Le Conseil constitutionnel examinait ce mardi 17 octobre 2023 une question prioritaire de constitutionnalité déposée par les opposants à Cigéo, le futur site d'enfouissement des déchets nucléaires de Bure. Les avocats se sont affrontés sur la question de pouvoir agir au nom des générations futures.
Le Conseil constitutionnel examinait ce mardi 17 octobre 2023 une question prioritaire de constitutionnalité (QPC) déposée par les organisations, associations et des riverains opposés au projet d'enfouissement des déchets nucléaires de Bure (Meuse). Cette saisine du Conseil constitutionnel intervient dans la foulée du recours déposé en septembre 2022 pour contester la déclaration d'utilité publique (DUP) du projet de centre de stockage radioactif en couche profonde (Cigéo).
La séance présidée par Laurent Fabius est inédite, car au-delà des questions techniques et de faisabilité du projet d'enfouissement des déchets radioactifs les plus dangereux pour une durée de100 000 ans, les requérants posent la question du droit des générations futures à vivre dans un environnement sain. C'est la base de la plaidoirie de Maitre Stéphane-Laurent Texier : "sur quel fondement asseoir la protection constitutionnelle des générations futures ? Il y a d'abord le principe de fraternité, principe puissant qui ne connaît ni frontière ni temporalité. Il gouverne naturellement les peuples et les générations. Car ne pas polluer, respecter la biosphère et laisser un environnement viable aux générations futures est un devoir de fraternité".
Maître Texier s'est employé à démontrer que l'enfouissement des déchets radioactifs les plus dangereux à moins 500 mètres sous terre est déjà en soi une atteinte grave à l'environnement. En particulier à la ressource en eau aujourd'hui raréfiée et susceptible d'être exposée à une pollution par les radionucléides.
Un droit pour les générations présentes et futures, de vivre dans un environnement équilibré et respectueux de la santé.
Stéphane-Laurent Texier, avocat des opposants à Cigéo.
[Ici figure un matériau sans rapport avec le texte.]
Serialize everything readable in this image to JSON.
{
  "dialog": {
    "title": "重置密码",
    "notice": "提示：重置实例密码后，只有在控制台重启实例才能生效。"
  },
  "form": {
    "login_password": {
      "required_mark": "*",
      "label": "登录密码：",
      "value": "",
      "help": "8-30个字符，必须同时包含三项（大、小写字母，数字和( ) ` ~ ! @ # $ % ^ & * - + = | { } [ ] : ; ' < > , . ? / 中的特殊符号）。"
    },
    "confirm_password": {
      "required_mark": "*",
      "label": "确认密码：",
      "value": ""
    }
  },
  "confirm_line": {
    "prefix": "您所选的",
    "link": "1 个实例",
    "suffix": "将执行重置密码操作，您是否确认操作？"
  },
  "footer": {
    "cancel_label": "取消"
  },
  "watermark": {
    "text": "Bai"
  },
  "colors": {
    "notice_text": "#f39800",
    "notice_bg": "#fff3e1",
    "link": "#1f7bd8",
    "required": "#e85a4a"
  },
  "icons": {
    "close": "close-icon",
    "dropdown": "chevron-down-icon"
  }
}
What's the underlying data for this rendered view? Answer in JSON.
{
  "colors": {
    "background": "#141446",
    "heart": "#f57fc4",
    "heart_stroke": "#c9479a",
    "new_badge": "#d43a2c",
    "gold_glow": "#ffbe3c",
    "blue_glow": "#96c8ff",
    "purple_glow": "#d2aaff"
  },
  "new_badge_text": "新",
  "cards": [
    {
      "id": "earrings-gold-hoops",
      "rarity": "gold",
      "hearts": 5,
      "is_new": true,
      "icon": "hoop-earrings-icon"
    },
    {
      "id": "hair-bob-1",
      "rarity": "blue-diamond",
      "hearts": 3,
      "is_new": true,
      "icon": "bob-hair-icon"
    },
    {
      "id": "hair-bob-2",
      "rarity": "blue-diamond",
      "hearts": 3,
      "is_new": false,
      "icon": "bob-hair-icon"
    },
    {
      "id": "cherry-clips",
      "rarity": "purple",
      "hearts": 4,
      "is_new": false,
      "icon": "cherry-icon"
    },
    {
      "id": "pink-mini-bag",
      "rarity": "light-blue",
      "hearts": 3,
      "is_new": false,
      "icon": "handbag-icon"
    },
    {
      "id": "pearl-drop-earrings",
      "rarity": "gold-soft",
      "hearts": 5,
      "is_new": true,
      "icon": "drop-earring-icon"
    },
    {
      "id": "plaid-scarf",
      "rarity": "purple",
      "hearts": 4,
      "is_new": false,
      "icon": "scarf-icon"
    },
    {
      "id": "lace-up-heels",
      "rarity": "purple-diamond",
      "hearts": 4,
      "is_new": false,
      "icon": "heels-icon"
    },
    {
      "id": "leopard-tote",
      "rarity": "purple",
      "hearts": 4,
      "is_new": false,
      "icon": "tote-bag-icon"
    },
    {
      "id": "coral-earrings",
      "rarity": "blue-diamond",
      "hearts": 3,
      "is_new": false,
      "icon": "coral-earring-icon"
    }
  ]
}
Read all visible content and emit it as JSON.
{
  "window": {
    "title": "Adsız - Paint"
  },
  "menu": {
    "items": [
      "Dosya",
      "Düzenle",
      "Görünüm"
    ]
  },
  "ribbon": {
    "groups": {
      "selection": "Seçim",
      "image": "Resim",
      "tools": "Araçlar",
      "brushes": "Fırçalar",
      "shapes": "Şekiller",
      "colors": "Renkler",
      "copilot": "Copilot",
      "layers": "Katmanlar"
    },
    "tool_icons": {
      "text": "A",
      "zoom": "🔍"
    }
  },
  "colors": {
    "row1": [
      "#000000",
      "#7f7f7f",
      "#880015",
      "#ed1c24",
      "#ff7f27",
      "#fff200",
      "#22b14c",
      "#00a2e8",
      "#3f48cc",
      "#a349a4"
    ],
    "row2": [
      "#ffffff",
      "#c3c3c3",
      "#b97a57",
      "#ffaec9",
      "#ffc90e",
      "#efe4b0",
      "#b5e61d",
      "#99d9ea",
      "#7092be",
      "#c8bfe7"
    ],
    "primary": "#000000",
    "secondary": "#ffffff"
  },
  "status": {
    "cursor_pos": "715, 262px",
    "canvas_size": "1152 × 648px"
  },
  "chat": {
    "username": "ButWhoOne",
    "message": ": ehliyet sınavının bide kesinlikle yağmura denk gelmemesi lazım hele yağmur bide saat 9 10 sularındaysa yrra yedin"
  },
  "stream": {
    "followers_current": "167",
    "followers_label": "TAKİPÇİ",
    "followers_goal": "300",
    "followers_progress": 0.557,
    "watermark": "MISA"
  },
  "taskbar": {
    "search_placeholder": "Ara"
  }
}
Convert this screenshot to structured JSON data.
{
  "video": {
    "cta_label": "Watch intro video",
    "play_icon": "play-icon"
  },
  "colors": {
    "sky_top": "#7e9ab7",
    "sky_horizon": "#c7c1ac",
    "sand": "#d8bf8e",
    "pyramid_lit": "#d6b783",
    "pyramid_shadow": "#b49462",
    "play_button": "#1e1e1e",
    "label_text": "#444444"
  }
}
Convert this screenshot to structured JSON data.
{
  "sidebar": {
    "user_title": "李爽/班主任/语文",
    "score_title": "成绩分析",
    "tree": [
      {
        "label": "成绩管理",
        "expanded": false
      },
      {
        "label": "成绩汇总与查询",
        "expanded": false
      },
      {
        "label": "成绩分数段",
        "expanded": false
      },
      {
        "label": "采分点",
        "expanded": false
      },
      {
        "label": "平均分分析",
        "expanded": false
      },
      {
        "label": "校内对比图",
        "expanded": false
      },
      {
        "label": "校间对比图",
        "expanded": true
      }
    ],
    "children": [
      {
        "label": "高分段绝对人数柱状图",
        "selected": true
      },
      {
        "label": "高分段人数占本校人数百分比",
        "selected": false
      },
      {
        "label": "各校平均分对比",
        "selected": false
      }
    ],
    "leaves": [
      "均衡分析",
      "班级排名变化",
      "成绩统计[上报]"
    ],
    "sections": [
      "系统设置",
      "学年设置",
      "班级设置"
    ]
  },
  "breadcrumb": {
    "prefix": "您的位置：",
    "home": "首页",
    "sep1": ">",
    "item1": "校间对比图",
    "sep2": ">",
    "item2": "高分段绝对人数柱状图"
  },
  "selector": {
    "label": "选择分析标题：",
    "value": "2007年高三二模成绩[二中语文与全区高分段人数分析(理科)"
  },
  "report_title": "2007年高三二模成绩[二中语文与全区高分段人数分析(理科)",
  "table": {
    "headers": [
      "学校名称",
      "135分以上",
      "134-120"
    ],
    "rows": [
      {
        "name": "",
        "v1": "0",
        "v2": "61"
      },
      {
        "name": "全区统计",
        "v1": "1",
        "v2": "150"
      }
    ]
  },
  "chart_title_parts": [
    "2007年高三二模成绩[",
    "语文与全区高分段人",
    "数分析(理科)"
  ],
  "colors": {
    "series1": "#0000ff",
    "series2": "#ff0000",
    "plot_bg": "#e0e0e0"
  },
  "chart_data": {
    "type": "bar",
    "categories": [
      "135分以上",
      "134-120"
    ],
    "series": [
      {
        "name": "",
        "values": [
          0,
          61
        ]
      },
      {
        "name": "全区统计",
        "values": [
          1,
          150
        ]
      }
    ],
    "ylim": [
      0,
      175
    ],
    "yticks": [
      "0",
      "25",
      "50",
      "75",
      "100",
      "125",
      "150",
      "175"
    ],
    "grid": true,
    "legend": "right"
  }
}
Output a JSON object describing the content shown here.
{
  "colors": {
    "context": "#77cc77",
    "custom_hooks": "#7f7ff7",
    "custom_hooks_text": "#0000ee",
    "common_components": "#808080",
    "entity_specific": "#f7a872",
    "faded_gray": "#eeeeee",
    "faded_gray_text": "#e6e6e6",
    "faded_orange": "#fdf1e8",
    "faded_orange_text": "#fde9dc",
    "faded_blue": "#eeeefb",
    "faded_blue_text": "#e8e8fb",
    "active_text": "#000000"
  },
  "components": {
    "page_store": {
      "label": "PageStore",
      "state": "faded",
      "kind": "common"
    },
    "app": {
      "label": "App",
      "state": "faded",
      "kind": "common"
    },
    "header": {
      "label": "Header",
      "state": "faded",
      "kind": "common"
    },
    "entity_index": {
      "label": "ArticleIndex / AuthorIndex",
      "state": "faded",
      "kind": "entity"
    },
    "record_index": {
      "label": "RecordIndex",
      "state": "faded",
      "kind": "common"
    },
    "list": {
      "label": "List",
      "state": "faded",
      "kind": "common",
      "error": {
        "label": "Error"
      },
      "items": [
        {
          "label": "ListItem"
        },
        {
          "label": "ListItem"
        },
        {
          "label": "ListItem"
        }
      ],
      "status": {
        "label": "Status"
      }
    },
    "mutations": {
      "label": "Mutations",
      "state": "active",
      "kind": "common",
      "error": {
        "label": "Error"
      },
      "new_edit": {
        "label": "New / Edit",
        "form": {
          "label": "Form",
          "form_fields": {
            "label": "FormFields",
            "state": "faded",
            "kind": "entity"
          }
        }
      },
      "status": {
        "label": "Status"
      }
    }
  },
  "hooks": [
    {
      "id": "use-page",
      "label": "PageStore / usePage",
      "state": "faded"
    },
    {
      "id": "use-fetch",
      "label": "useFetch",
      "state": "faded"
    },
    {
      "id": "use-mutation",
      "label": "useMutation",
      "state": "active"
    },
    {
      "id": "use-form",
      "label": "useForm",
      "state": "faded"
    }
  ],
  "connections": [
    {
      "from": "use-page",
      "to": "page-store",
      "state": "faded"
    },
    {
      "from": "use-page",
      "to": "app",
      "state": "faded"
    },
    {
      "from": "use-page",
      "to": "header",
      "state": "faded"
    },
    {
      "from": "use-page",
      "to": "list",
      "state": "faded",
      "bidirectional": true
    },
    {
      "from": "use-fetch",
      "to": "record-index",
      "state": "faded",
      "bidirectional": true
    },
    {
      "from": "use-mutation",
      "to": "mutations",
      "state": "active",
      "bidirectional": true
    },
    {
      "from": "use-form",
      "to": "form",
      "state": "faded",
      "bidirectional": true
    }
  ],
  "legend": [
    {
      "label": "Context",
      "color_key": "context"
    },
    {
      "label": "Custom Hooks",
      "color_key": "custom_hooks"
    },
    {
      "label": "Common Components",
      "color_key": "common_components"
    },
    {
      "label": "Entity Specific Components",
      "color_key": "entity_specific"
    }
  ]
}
La question de la réversibilité du stockage, c'est-à-dire la possibilité de récupérer les colis radioactifs en cas d'accident ou de la mise en œuvre d'une technologie future de neutralisation de la radioactivité, est mise en doute par l'avocat : "le principe de réversibilité n'apporte pas de garantie suffisante pour assurer la protection les générations futures. La réversibilité n'est prévue que pour une centaine d'années alors que la dispersion des radionucléides persiste pendant une centaine de milliers d'années. Pire encore, une fois que le site sera définitivement fermé, plus aucune récupération ne sera permise, plus aucune réversibilité ne sera possible pour les générations futures".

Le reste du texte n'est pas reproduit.